Alexa is being a good little A.I. for the holidays, quietly listening to everything you do or say. I mean everything. She knows when you've been naughty or nice. So give that droid some honest work. If you own an Amazon Echo or Echo Dot or any of Amazon's voice-activated Alexa devices, your Prime membership allows you to place orders through Alexa, the voice-activated digital assistant. For example, if you just forgot to buy batteries for one of those "batteries not included" holiday gifts, say "Alexa, order AA batteries" and a 20-pack of AmazonBasics will arrive on your doorstep two days later. Shipping is free for Prime members, naturally, and Alexa is already aware of your Prime status. Say "Alexa, what are your deals?" to learn about special Alexa-only discounts.
Or you can ask her to sing you a Christmas carol. She will.

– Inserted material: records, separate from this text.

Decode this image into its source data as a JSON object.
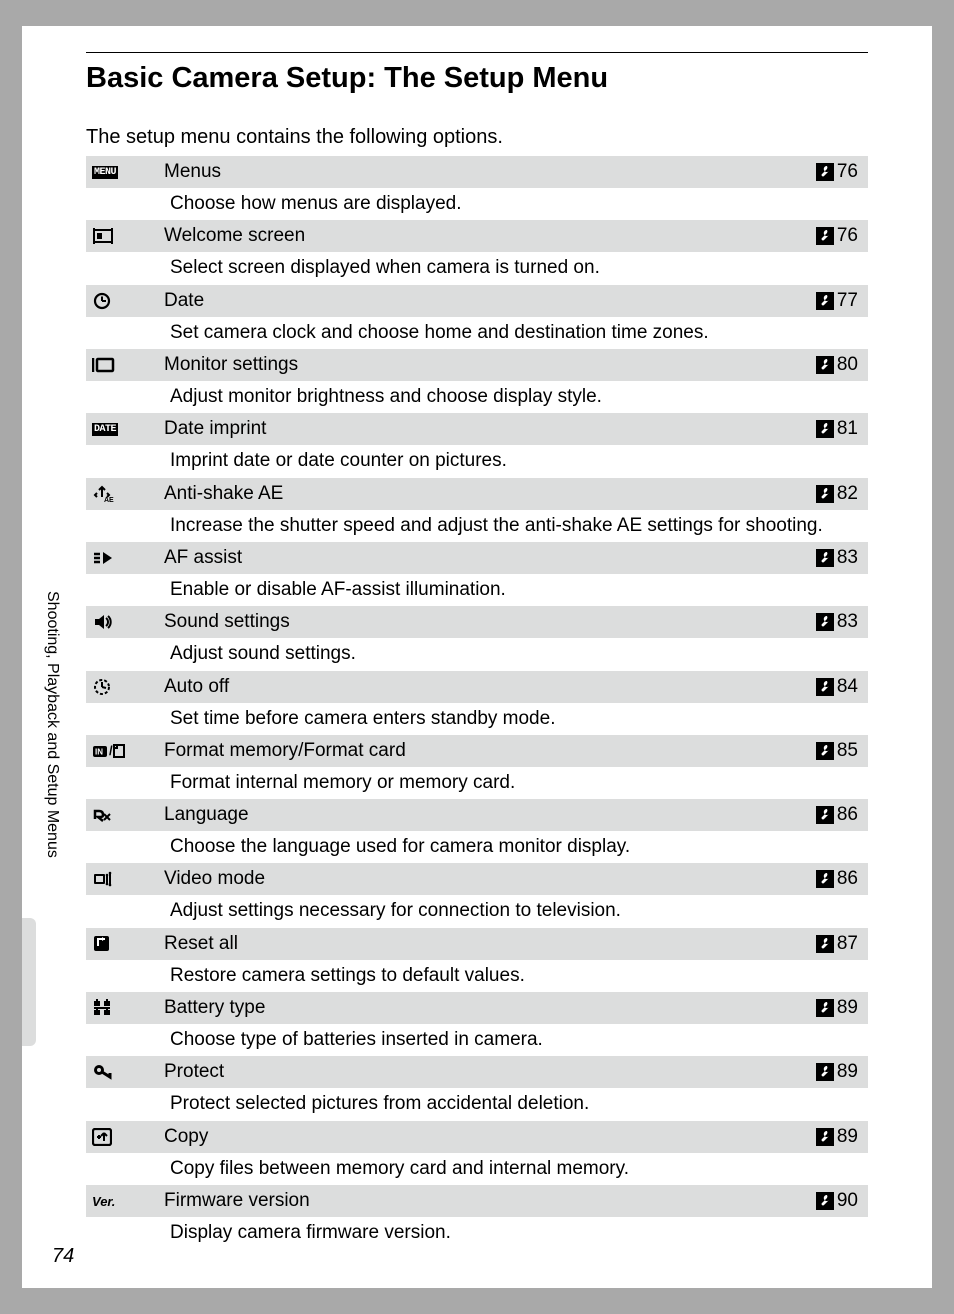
{
  "title": "Basic Camera Setup: The Setup Menu",
  "intro": "The setup menu contains the following options.",
  "side_label": "Shooting, Playback and Setup Menus",
  "page_number": "74",
  "ref_icon_fill": "#000000",
  "head_bg": "#dcdddd",
  "items": [
    {
      "icon": "menu",
      "title": "Menus",
      "page": "76",
      "desc": "Choose how menus are displayed."
    },
    {
      "icon": "welcome",
      "title": "Welcome screen",
      "page": "76",
      "desc": "Select screen displayed when camera is turned on."
    },
    {
      "icon": "clock",
      "title": "Date",
      "page": "77",
      "desc": "Set camera clock and choose home and destination time zones."
    },
    {
      "icon": "monitor",
      "title": "Monitor settings",
      "page": "80",
      "desc": "Adjust monitor brightness and choose display style."
    },
    {
      "icon": "date",
      "title": "Date imprint",
      "page": "81",
      "desc": "Imprint date or date counter on pictures."
    },
    {
      "icon": "antishake",
      "title": "Anti-shake AE",
      "page": "82",
      "desc": "Increase the shutter speed and adjust the anti-shake AE settings for shooting."
    },
    {
      "icon": "afassist",
      "title": "AF assist",
      "page": "83",
      "desc": "Enable or disable AF-assist illumination."
    },
    {
      "icon": "sound",
      "title": "Sound settings",
      "page": "83",
      "desc": "Adjust sound settings."
    },
    {
      "icon": "autooff",
      "title": "Auto off",
      "page": "84",
      "desc": "Set time before camera enters standby mode."
    },
    {
      "icon": "format",
      "title": "Format memory/Format card",
      "page": "85",
      "desc": "Format internal memory or memory card."
    },
    {
      "icon": "language",
      "title": "Language",
      "page": "86",
      "desc": "Choose the language used for camera monitor display."
    },
    {
      "icon": "video",
      "title": "Video mode",
      "page": "86",
      "desc": "Adjust settings necessary for connection to television."
    },
    {
      "icon": "reset",
      "title": "Reset all",
      "page": "87",
      "desc": "Restore camera settings to default values."
    },
    {
      "icon": "battery",
      "title": "Battery type",
      "page": "89",
      "desc": "Choose type of batteries inserted in camera."
    },
    {
      "icon": "protect",
      "title": "Protect",
      "page": "89",
      "desc": "Protect selected pictures from accidental deletion."
    },
    {
      "icon": "copy",
      "title": "Copy",
      "page": "89",
      "desc": "Copy files between memory card and internal memory."
    },
    {
      "icon": "version",
      "title": "Firmware version",
      "page": "90",
      "desc": "Display camera firmware version."
    }
  ]
}
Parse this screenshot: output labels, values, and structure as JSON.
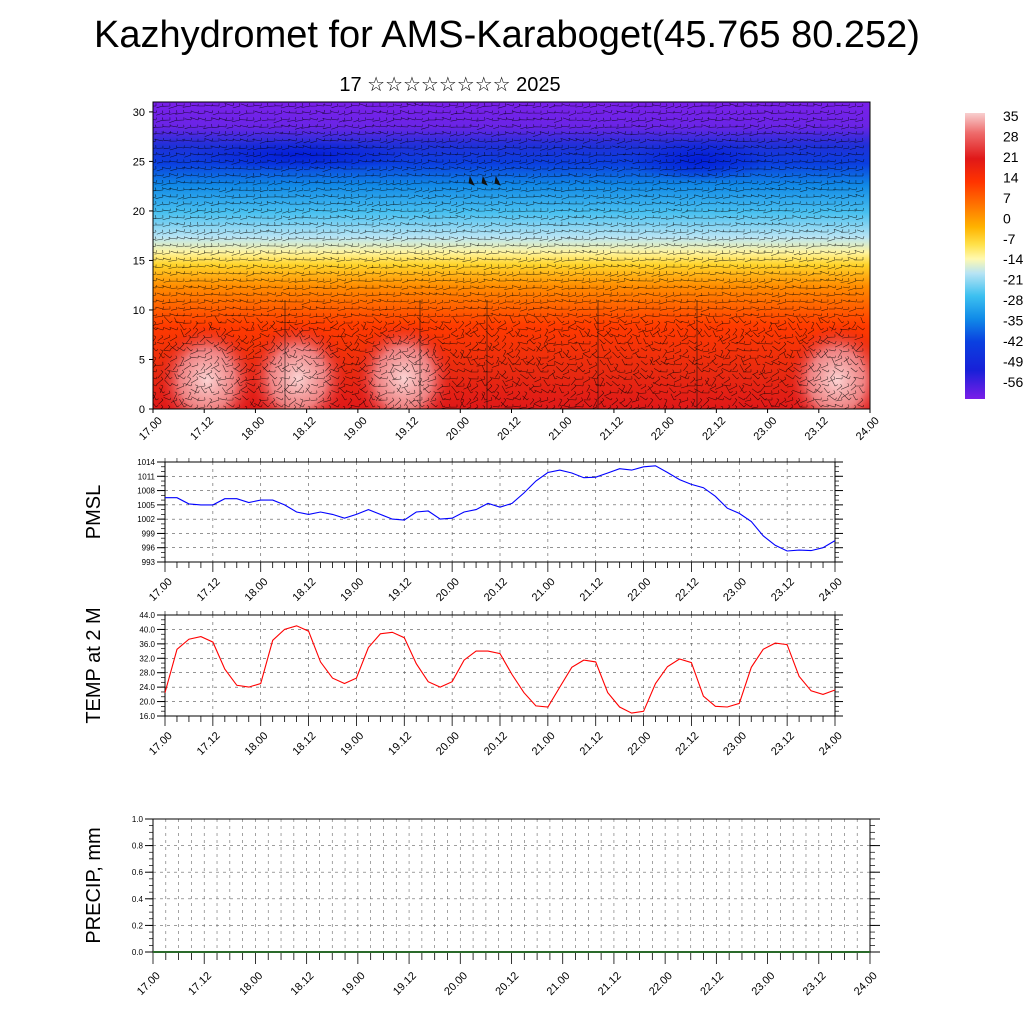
{
  "title": "Kazhydromet for AMS-Karaboget(45.765 80.252)",
  "subtitle": "17 ☆☆☆☆☆☆☆☆ 2025",
  "x_tick_labels": [
    "17.00",
    "17.12",
    "18.00",
    "18.12",
    "19.00",
    "19.12",
    "20.00",
    "20.12",
    "21.00",
    "21.12",
    "22.00",
    "22.12",
    "23.00",
    "23.12",
    "24.00"
  ],
  "chart_data": [
    {
      "type": "heatmap",
      "name": "cross-section",
      "y_ticks": [
        0,
        5,
        10,
        15,
        20,
        25,
        30
      ],
      "ylim": [
        0,
        31
      ],
      "colorbar": {
        "labels": [
          "35",
          "28",
          "21",
          "14",
          "7",
          "0",
          "-7",
          "-14",
          "-21",
          "-28",
          "-35",
          "-42",
          "-49",
          "-56"
        ],
        "colors": [
          "#f8c8c8",
          "#ee6b6b",
          "#e01818",
          "#ff3300",
          "#ff7a00",
          "#ffb400",
          "#ffe14a",
          "#fff9b0",
          "#b8e4f4",
          "#3cc0f0",
          "#108ae8",
          "#0a40e0",
          "#1820d8",
          "#7a1ee8"
        ]
      }
    },
    {
      "type": "line",
      "ylabel": "PMSL",
      "ylim": [
        993,
        1014
      ],
      "y_ticks": [
        993,
        996,
        999,
        1002,
        1005,
        1008,
        1011,
        1014
      ],
      "color": "#0000ff",
      "x": [
        0,
        3,
        6,
        9,
        12,
        15,
        18,
        21,
        24,
        27,
        30,
        33,
        36,
        39,
        42,
        45,
        48,
        51,
        54,
        57,
        60,
        63,
        66,
        69,
        72,
        75,
        78,
        81,
        84,
        87,
        90,
        93,
        96,
        99,
        102,
        105,
        108,
        111,
        114,
        117,
        120,
        123,
        126,
        129,
        132,
        135,
        138,
        141,
        144,
        147,
        150,
        153,
        156,
        159,
        162,
        165,
        168
      ],
      "values": [
        1006.5,
        1006.5,
        1005.2,
        1005,
        1005,
        1006.3,
        1006.3,
        1005.5,
        1006,
        1006,
        1005,
        1003.5,
        1003,
        1003.5,
        1003,
        1002.2,
        1003,
        1004,
        1003,
        1002,
        1001.8,
        1003.5,
        1003.7,
        1002,
        1002.2,
        1003.5,
        1004,
        1005.3,
        1004.5,
        1005.3,
        1007.5,
        1010,
        1011.8,
        1012.3,
        1011.7,
        1010.7,
        1010.8,
        1011.7,
        1012.6,
        1012.3,
        1013,
        1013.2,
        1011.8,
        1010.3,
        1009.3,
        1008.6,
        1006.8,
        1004.3,
        1003.2,
        1001.5,
        998.5,
        996.5,
        995.3,
        995.5,
        995.4,
        996,
        997.5
      ]
    },
    {
      "type": "line",
      "ylabel": "TEMP at 2 M",
      "ylim": [
        16,
        44
      ],
      "y_ticks": [
        "16.0",
        "20.0",
        "24.0",
        "28.0",
        "32.0",
        "36.0",
        "40.0",
        "44.0"
      ],
      "color": "#ff0000",
      "x": [
        0,
        3,
        6,
        9,
        12,
        15,
        18,
        21,
        24,
        27,
        30,
        33,
        36,
        39,
        42,
        45,
        48,
        51,
        54,
        57,
        60,
        63,
        66,
        69,
        72,
        75,
        78,
        81,
        84,
        87,
        90,
        93,
        96,
        99,
        102,
        105,
        108,
        111,
        114,
        117,
        120,
        123,
        126,
        129,
        132,
        135,
        138,
        141,
        144,
        147,
        150,
        153,
        156,
        159,
        162,
        165,
        168
      ],
      "values": [
        22.5,
        34.5,
        37.3,
        38,
        36.5,
        29,
        24.5,
        24,
        25,
        37,
        40,
        41,
        39.5,
        31,
        26.5,
        25,
        26.5,
        35,
        38.8,
        39.2,
        37.7,
        30.5,
        25.5,
        24,
        25.5,
        31.5,
        34,
        34,
        33.3,
        27.5,
        22.5,
        18.8,
        18.5,
        24,
        29.5,
        31.5,
        31,
        22.5,
        18.5,
        16.8,
        17.3,
        25,
        29.7,
        31.8,
        30.8,
        21.5,
        18.7,
        18.5,
        19.5,
        29.5,
        34.5,
        36.2,
        35.8,
        27,
        23,
        22,
        23.2
      ]
    },
    {
      "type": "bar",
      "ylabel": "PRECIP, mm",
      "ylim": [
        0,
        1
      ],
      "y_ticks": [
        "0.0",
        "0.2",
        "0.4",
        "0.6",
        "0.8",
        "1.0"
      ],
      "values": []
    }
  ]
}
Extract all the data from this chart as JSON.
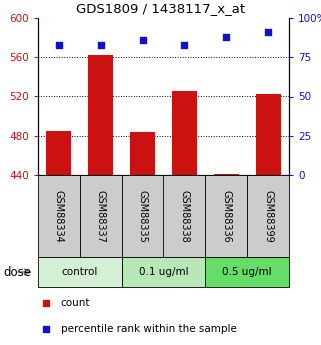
{
  "title": "GDS1809 / 1438117_x_at",
  "samples": [
    "GSM88334",
    "GSM88337",
    "GSM88335",
    "GSM88338",
    "GSM88336",
    "GSM88399"
  ],
  "bar_values": [
    485,
    562,
    484,
    526,
    441,
    523
  ],
  "scatter_values": [
    83,
    83,
    86,
    83,
    88,
    91
  ],
  "ylim_left": [
    440,
    600
  ],
  "ylim_right": [
    0,
    100
  ],
  "yticks_left": [
    440,
    480,
    520,
    560,
    600
  ],
  "yticks_right": [
    0,
    25,
    50,
    75,
    100
  ],
  "ytick_labels_right": [
    "0",
    "25",
    "50",
    "75",
    "100%"
  ],
  "bar_color": "#cc1111",
  "scatter_color": "#1111cc",
  "groups": [
    {
      "label": "control",
      "indices": [
        0,
        1
      ],
      "color": "#d4f0d4"
    },
    {
      "label": "0.1 ug/ml",
      "indices": [
        2,
        3
      ],
      "color": "#b8e8b8"
    },
    {
      "label": "0.5 ug/ml",
      "indices": [
        4,
        5
      ],
      "color": "#66dd66"
    }
  ],
  "dose_label": "dose",
  "legend_count": "count",
  "legend_percentile": "percentile rank within the sample",
  "sample_box_color": "#cccccc",
  "grid_yticks": [
    480,
    520,
    560
  ]
}
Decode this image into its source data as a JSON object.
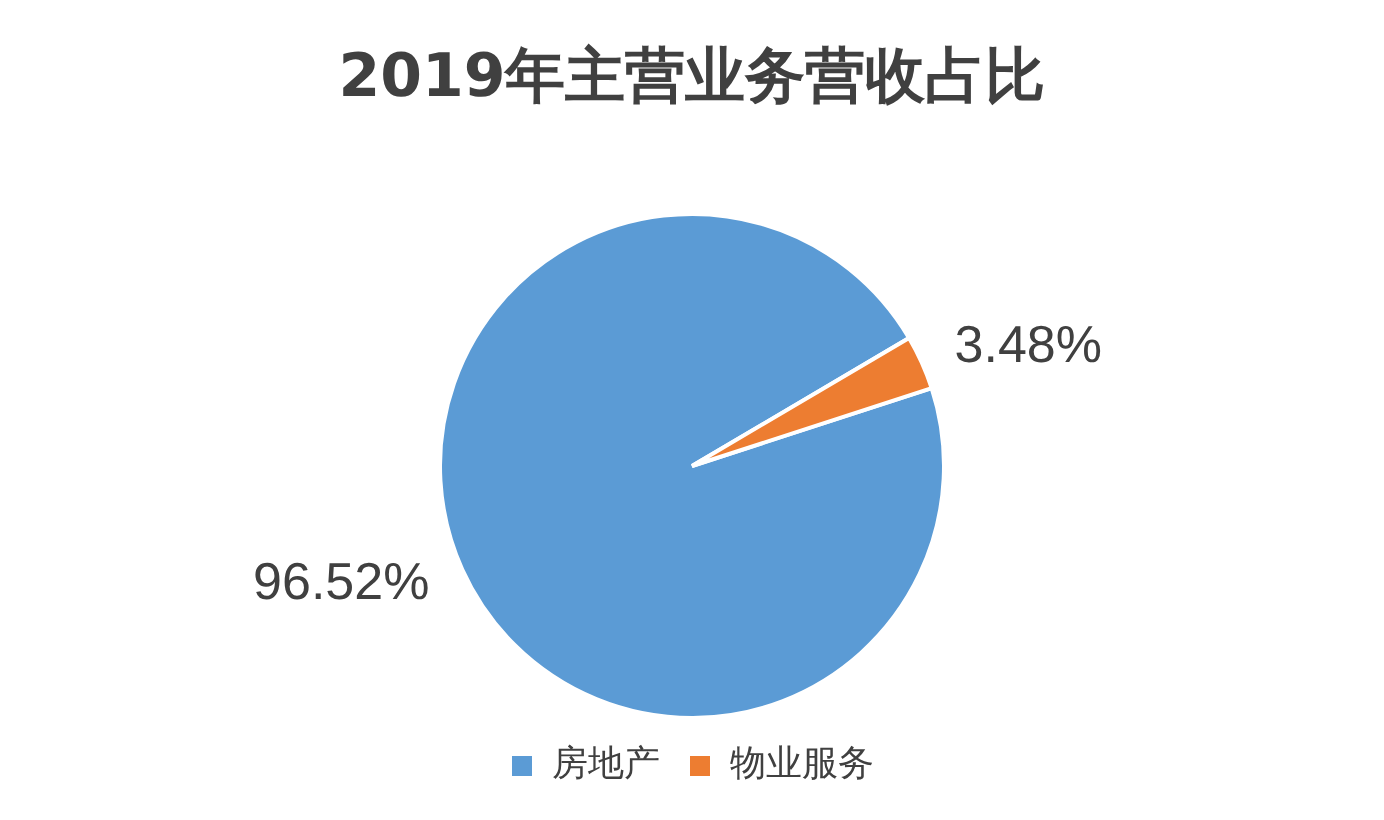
{
  "chart_data": {
    "type": "pie",
    "title": "2019年主营业务营收占比",
    "categories": [
      "房地产",
      "物业服务"
    ],
    "values": [
      96.52,
      3.48
    ],
    "colors": [
      "#5b9bd5",
      "#ed7d31"
    ],
    "value_labels": [
      "96.52%",
      "3.48%"
    ],
    "legend": "bottom"
  }
}
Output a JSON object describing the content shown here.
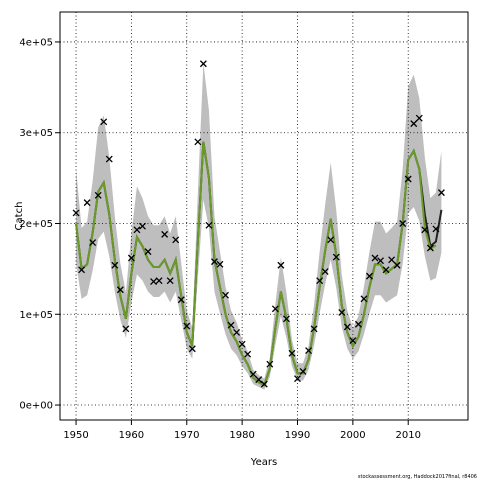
{
  "chart_data": {
    "type": "line",
    "x_label": "Years",
    "y_label": "Catch",
    "caption": "stockassessment.org, Haddock2017final, r8406",
    "xlim": [
      1947.1,
      2020.8
    ],
    "ylim": [
      -16500,
      433000
    ],
    "xticks": [
      1950,
      1960,
      1970,
      1980,
      1990,
      2000,
      2010
    ],
    "yticks": [
      {
        "value": 0,
        "label": "0e+00"
      },
      {
        "value": 100000,
        "label": "1e+05"
      },
      {
        "value": 200000,
        "label": "2e+05"
      },
      {
        "value": 300000,
        "label": "3e+05"
      },
      {
        "value": 400000,
        "label": "4e+05"
      }
    ],
    "grid": true,
    "x": [
      1950,
      1951,
      1952,
      1953,
      1954,
      1955,
      1956,
      1957,
      1958,
      1959,
      1960,
      1961,
      1962,
      1963,
      1964,
      1965,
      1966,
      1967,
      1968,
      1969,
      1970,
      1971,
      1972,
      1973,
      1974,
      1975,
      1976,
      1977,
      1978,
      1979,
      1980,
      1981,
      1982,
      1983,
      1984,
      1985,
      1986,
      1987,
      1988,
      1989,
      1990,
      1991,
      1992,
      1993,
      1994,
      1995,
      1996,
      1997,
      1998,
      1999,
      2000,
      2001,
      2002,
      2003,
      2004,
      2005,
      2006,
      2007,
      2008,
      2009,
      2010,
      2011,
      2012,
      2013,
      2014,
      2015,
      2016
    ],
    "band": {
      "color": "#bebebe",
      "lower": [
        156000,
        117000,
        121000,
        148000,
        183000,
        191000,
        164000,
        125000,
        94000,
        74000,
        113000,
        144000,
        137000,
        125000,
        119000,
        119000,
        125000,
        113000,
        125000,
        94000,
        62000,
        51000,
        140000,
        226000,
        195000,
        125000,
        101000,
        78000,
        62000,
        55000,
        43000,
        35000,
        23000,
        20000,
        17000,
        31000,
        66000,
        98000,
        74000,
        43000,
        27000,
        27000,
        39000,
        66000,
        101000,
        133000,
        160000,
        129000,
        86000,
        62000,
        51000,
        59000,
        78000,
        101000,
        121000,
        121000,
        113000,
        117000,
        121000,
        156000,
        211000,
        218000,
        203000,
        164000,
        137000,
        140000,
        168000
      ],
      "upper": [
        260000,
        195000,
        202000,
        247000,
        306000,
        319000,
        273000,
        208000,
        156000,
        124000,
        189000,
        241000,
        228000,
        208000,
        198000,
        198000,
        208000,
        189000,
        208000,
        156000,
        104000,
        85000,
        234000,
        377000,
        325000,
        208000,
        169000,
        130000,
        104000,
        91000,
        72000,
        59000,
        39000,
        33000,
        29000,
        52000,
        111000,
        163000,
        124000,
        72000,
        46000,
        46000,
        65000,
        111000,
        169000,
        221000,
        267000,
        215000,
        143000,
        104000,
        85000,
        98000,
        130000,
        169000,
        202000,
        202000,
        189000,
        195000,
        202000,
        260000,
        351000,
        364000,
        338000,
        273000,
        228000,
        234000,
        280000
      ]
    },
    "series": [
      {
        "color": "#222222",
        "values": [
          200000,
          150000,
          155000,
          190000,
          235000,
          245000,
          210000,
          160000,
          120000,
          95000,
          145000,
          185000,
          175000,
          160000,
          152000,
          152000,
          160000,
          145000,
          160000,
          120000,
          80000,
          65000,
          180000,
          290000,
          250000,
          160000,
          130000,
          100000,
          80000,
          70000,
          55000,
          45000,
          30000,
          25000,
          22000,
          40000,
          85000,
          125000,
          95000,
          55000,
          35000,
          35000,
          50000,
          85000,
          130000,
          170000,
          205000,
          165000,
          110000,
          80000,
          65000,
          75000,
          100000,
          130000,
          155000,
          155000,
          145000,
          150000,
          155000,
          200000,
          270000,
          280000,
          260000,
          210000,
          175000,
          180000,
          215000
        ]
      },
      {
        "color": "#6a9a2a",
        "values": [
          200000,
          150000,
          155000,
          190000,
          235000,
          245000,
          210000,
          160000,
          120000,
          95000,
          145000,
          185000,
          175000,
          160000,
          152000,
          152000,
          160000,
          145000,
          160000,
          120000,
          80000,
          65000,
          180000,
          290000,
          250000,
          160000,
          130000,
          100000,
          80000,
          70000,
          55000,
          45000,
          30000,
          25000,
          22000,
          40000,
          85000,
          125000,
          95000,
          55000,
          35000,
          35000,
          50000,
          85000,
          130000,
          170000,
          205000,
          165000,
          110000,
          80000,
          65000,
          75000,
          100000,
          130000,
          155000,
          155000,
          145000,
          150000,
          155000,
          200000,
          270000,
          280000,
          260000,
          195000,
          172000,
          176000,
          null
        ]
      }
    ],
    "points": {
      "color": "#000000",
      "values": [
        211600,
        149000,
        223000,
        179000,
        231000,
        312000,
        271000,
        154000,
        127000,
        84000,
        162000,
        193000,
        197000,
        169000,
        136000,
        137000,
        188000,
        137000,
        182000,
        116000,
        87000,
        62000,
        290000,
        376000,
        198000,
        158000,
        155000,
        121000,
        88000,
        80000,
        67000,
        56000,
        34000,
        28000,
        23000,
        45000,
        106000,
        154000,
        95000,
        57000,
        29000,
        37000,
        60000,
        84000,
        137000,
        147000,
        182000,
        163000,
        102000,
        86000,
        71000,
        89000,
        117000,
        142000,
        162000,
        159000,
        149000,
        160000,
        154000,
        200000,
        249000,
        310000,
        316000,
        193000,
        173000,
        194000,
        234000
      ]
    }
  }
}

Should normal return and your kids are back at college for reals, here comes Amazon Prime Student, just right for sitting around the dorm room and streaming the next installment of "The Mandalorian" or enjoying the free gaming during study breaks. It's free for the first six months with a legit ".edu" school email address (along with proof you’re actually taking at least one class; maybe not going to class, but taking it). The one-time-only free trial includes free two-day Prime shipping (ramen noodles and Doritos don't buy themselves), free same-day pickup, unlimited movie streaming, access to Amazon Music Unlimited for the bargain price of 99 cents per month, and more. After six months it costs $6.49 a month or the less-expensive $59 a year for Prime Student (that's where your holiday gifting skills come in, parents). Oh, and you can buy textbooks for cheap. If textbooks are your jam.